Nearly two months after admitting to the London newspaper The Independent that he tried to bait a black man into accosting him in an irrational attempt to avenge a friend who was raped by a man of the same skin color 40 years ago, Liam Neeson has reevaluated his shocking revelation, and its polarizing aftermath. He just issued a new apology:

“Over the last several weeks, I have reflected on and spoken to a variety of people who were hurt by my impulsive recounting of a brutal rape of a dear female friend nearly 40 years ago and my unacceptable thoughts and actions at that time in response to this crime. The horror of what happened to my friend ignited irrational thoughts that do not represent the person I am. In trying to explain those feelings today, I missed the point and hurt many people at a time when language is so often weaponized and an entire community of innocent people are targeted in acts of rage. What I failed to realize is that this is not about justifying my anger all those years ago, it is also about the impact my words have today. I was wrong to do what I did. I recognize that, although the comments I made do not reflect, in any way, my true feelings nor me, they were hurtful and divisive. I profoundly apologize.”

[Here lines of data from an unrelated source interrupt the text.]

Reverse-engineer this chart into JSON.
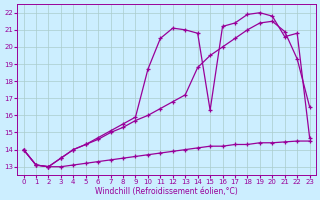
{
  "xlabel": "Windchill (Refroidissement éolien,°C)",
  "bg_color": "#cceeff",
  "line_color": "#990099",
  "grid_color": "#aacccc",
  "xlim": [
    -0.5,
    23.5
  ],
  "ylim": [
    12.5,
    22.5
  ],
  "yticks": [
    13,
    14,
    15,
    16,
    17,
    18,
    19,
    20,
    21,
    22
  ],
  "xticks": [
    0,
    1,
    2,
    3,
    4,
    5,
    6,
    7,
    8,
    9,
    10,
    11,
    12,
    13,
    14,
    15,
    16,
    17,
    18,
    19,
    20,
    21,
    22,
    23
  ],
  "line1_x": [
    0,
    1,
    2,
    3,
    4,
    5,
    6,
    7,
    8,
    9,
    10,
    11,
    12,
    13,
    14,
    15,
    16,
    17,
    18,
    19,
    20,
    21,
    22,
    23
  ],
  "line1_y": [
    14.0,
    13.1,
    13.0,
    13.0,
    13.1,
    13.2,
    13.3,
    13.4,
    13.5,
    13.6,
    13.7,
    13.8,
    13.9,
    14.0,
    14.1,
    14.2,
    14.2,
    14.3,
    14.3,
    14.4,
    14.4,
    14.45,
    14.5,
    14.5
  ],
  "line2_x": [
    0,
    1,
    2,
    3,
    4,
    5,
    6,
    7,
    8,
    9,
    10,
    11,
    12,
    13,
    14,
    15,
    16,
    17,
    18,
    19,
    20,
    21,
    22,
    23
  ],
  "line2_y": [
    14.0,
    13.1,
    13.0,
    13.5,
    14.0,
    14.3,
    14.6,
    15.0,
    15.3,
    15.7,
    16.0,
    16.4,
    16.8,
    17.2,
    18.8,
    19.5,
    20.0,
    20.5,
    21.0,
    21.4,
    21.5,
    20.9,
    19.3,
    16.5
  ],
  "line3_x": [
    0,
    1,
    2,
    3,
    4,
    5,
    6,
    7,
    8,
    9,
    10,
    11,
    12,
    13,
    14,
    15,
    16,
    17,
    18,
    19,
    20,
    21,
    22,
    23
  ],
  "line3_y": [
    14.0,
    13.1,
    13.0,
    13.5,
    14.0,
    14.3,
    14.7,
    15.1,
    15.5,
    15.9,
    18.7,
    20.5,
    21.1,
    21.0,
    20.8,
    16.3,
    21.2,
    21.4,
    21.9,
    22.0,
    21.8,
    20.6,
    20.8,
    14.7
  ]
}
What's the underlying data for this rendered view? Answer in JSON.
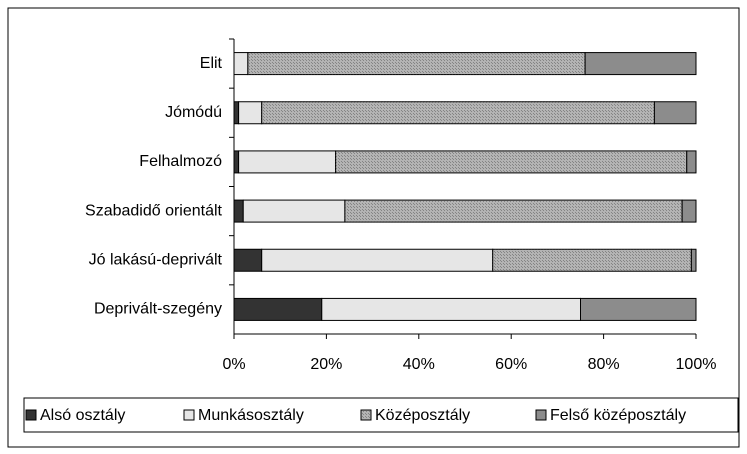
{
  "chart_data": {
    "type": "stacked_barh",
    "categories": [
      "Elit",
      "Jómódú",
      "Felhalmozó",
      "Szabadidő orientált",
      "Jó lakású-deprivált",
      "Deprivált-szegény"
    ],
    "series": [
      {
        "name": "Alsó osztály",
        "color": "#333333",
        "values": [
          0,
          1,
          1,
          2,
          6,
          19
        ]
      },
      {
        "name": "Munkásosztály",
        "color": "#e6e6e6",
        "values": [
          3,
          5,
          21,
          22,
          50,
          56
        ]
      },
      {
        "name": "Középosztály",
        "color": "#b4b4b4",
        "values": [
          73,
          85,
          76,
          73,
          43,
          0
        ]
      },
      {
        "name": "Felső középosztály",
        "color": "#8c8c8c",
        "values": [
          24,
          9,
          2,
          3,
          1,
          25
        ]
      }
    ],
    "xlim": [
      0,
      100
    ],
    "xticks": [
      {
        "value": 0,
        "label": "0%"
      },
      {
        "value": 20,
        "label": "20%"
      },
      {
        "value": 40,
        "label": "40%"
      },
      {
        "value": 60,
        "label": "60%"
      },
      {
        "value": 80,
        "label": "80%"
      },
      {
        "value": 100,
        "label": "100%"
      }
    ],
    "legend": "bottom"
  }
}
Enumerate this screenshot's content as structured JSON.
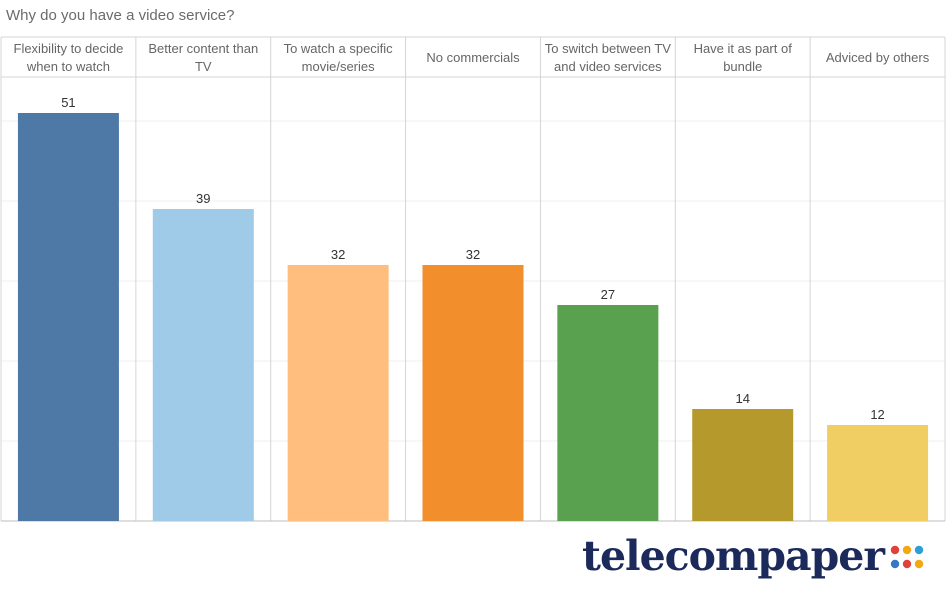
{
  "title": "Why do you have a video service?",
  "chart_data": {
    "type": "bar",
    "title": "Why do you have a video service?",
    "categories": [
      [
        "Flexibility to decide",
        "when to watch"
      ],
      [
        "Better content than",
        "TV"
      ],
      [
        "To watch a specific",
        "movie/series"
      ],
      [
        "No commercials"
      ],
      [
        "To switch between TV",
        "and video services"
      ],
      [
        "Have it as part of",
        "bundle"
      ],
      [
        "Adviced by others"
      ]
    ],
    "values": [
      51,
      39,
      32,
      32,
      27,
      14,
      12
    ],
    "colors": [
      "#4e79a7",
      "#a0cbe8",
      "#ffbe7d",
      "#f28e2b",
      "#59a14f",
      "#b6992d",
      "#f1ce63"
    ],
    "ylim": [
      0,
      55
    ],
    "grid": true,
    "legend": "none"
  },
  "logo": {
    "text": "telecompaper",
    "dot_colors": [
      "#e0413a",
      "#f3a712",
      "#2a9fd8",
      "#3478c6",
      "#e0413a",
      "#f3a712"
    ]
  }
}
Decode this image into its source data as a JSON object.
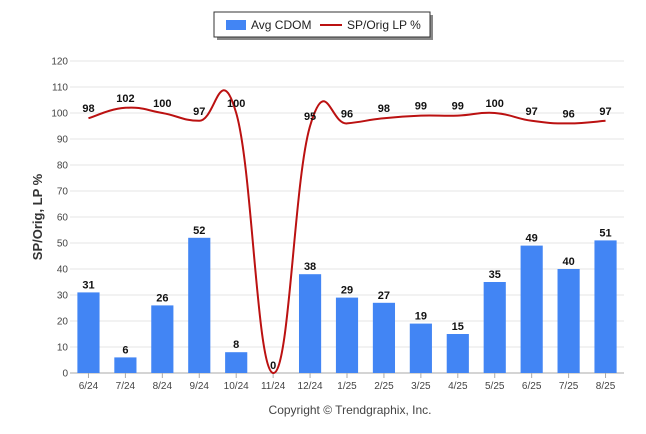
{
  "chart_data": {
    "type": "bar",
    "categories": [
      "6/24",
      "7/24",
      "8/24",
      "9/24",
      "10/24",
      "11/24",
      "12/24",
      "1/25",
      "2/25",
      "3/25",
      "4/25",
      "5/25",
      "6/25",
      "7/25",
      "8/25"
    ],
    "series": [
      {
        "name": "Avg CDOM",
        "type": "bar",
        "color": "#4285f4",
        "values": [
          31,
          6,
          26,
          52,
          8,
          0,
          38,
          29,
          27,
          19,
          15,
          35,
          49,
          40,
          51
        ]
      },
      {
        "name": "SP/Orig LP %",
        "type": "line",
        "color": "#bb1111",
        "values": [
          98,
          102,
          100,
          97,
          100,
          0,
          95,
          96,
          98,
          99,
          99,
          100,
          97,
          96,
          97
        ]
      }
    ],
    "ylabel": "SP/Orig, LP %",
    "xlabel": "",
    "ylim": [
      0,
      120
    ],
    "yticks": [
      0,
      10,
      20,
      30,
      40,
      50,
      60,
      70,
      80,
      90,
      100,
      110,
      120
    ],
    "grid": true,
    "legend": "top-center"
  },
  "footer": {
    "copyright": "Copyright © Trendgraphix, Inc."
  }
}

Neeson’s initial revelation came in answer to journo Clémence Michallon’s question of how as an actor he tapped into revenge mentality for Cold Pursuit (the movie he was promoting). Neeson said at the time that he was mortified by his actions, snapped out of it, and addressed his rage with a priest. He said he wasn’t a racist, but many didn’t buy it. The weight of the revelation was heightened by this curious cultural moment, where every celebrity and Hollywood exec is standing on trap doors that can get sprung quickly. Many of the fallen, the predators, got what they deserved, but some have gone down for mere words, and no quarter is given for transgressions that happened long ago.

I used to do a lot of in-depth movie star interviews for magazines like Playboy and Details. I don’t recall being told anything as dark as what Neeson divulged. But these kinds of revelations as life lessons were not uncommon, and they were graded on a more realistic curve that acknowledged people are imperfect, they screw up, and get second chances and the benefit of the doubt. The job was to get your subjects to drop their guards and be candid about a life’s worth of highs and lows that helped forge the famous person sitting there in front of you. I recall stars from Robert Downey Jr. to Quentin Tarantino, Denzel Washington, Harrison Ford, Will Smith and a couple dozen others who respected the tradition of that Playboy Interview forum and were honest in discussing how mistakes helped them evolve. I remember sitting across from Sam Jackson, believing he was the coolest and most centered actor I ever met, suddenly telling me of a dreadful period in his life when he had snorted away the cartilage in his nose to the point he could put a match up one nostril and pull it out the other. This led him to ingest cocaine by smoking it — he didn’t know this was crack — and being surprised when his wife told him he hadn’t changed his shirt in weeks. This low point in his life was well in his rear view mirror by then, and he was at peace that he had conquered those demons. It was chilling to hear and electric to read. There was the time Dwayne Johnson, maybe the nicest movie star I’ve met, talking about the time he got into a fight with a U of Miami Hurricanes football teammate and attempted to tear the tongue out of his head. This was a teammate. These were among many confessionals that readers appreciated and took in stride.

Stars today hold still for such frank conversations at their peril, and I wouldn’t be surprised if they largely become a thing of the past if this “gotcha” moment we are in doesn’t ease up a bit. That would be a shame, because the alternative is all varnish, like you get when you see athletes interviewed. People make mistakes and learn from them. Instead of spurring talk of ending a career, Neeson’s admission that long ago he pondered such an abhorrent violent act — tied to skin color — ought to spark discourse on what was in his head at the time, and the regrettable way we categorize people by race, ethnicity or religion, no matter how evolved we believe we are. He should not be lauded for the revelation, but also not shunned and defined by it.

The incident happened 40 years ago, which means it was likely before he got going as an actor, starting with Excalibur and leading to Schindler’s List and Michael Collins, and a lucrative detour to action star in his 60s with Taken. Forty years ago, Neeson was a boxer turned wannabe actor immigrating from Northern Ireland, where eye-for-an-eye violence between Catholics and Protestants were regular occurrences. None of this excuses the poison that was in his head. If Neeson had actually harmed anyone, his future would have been in the prison system and not the movie business.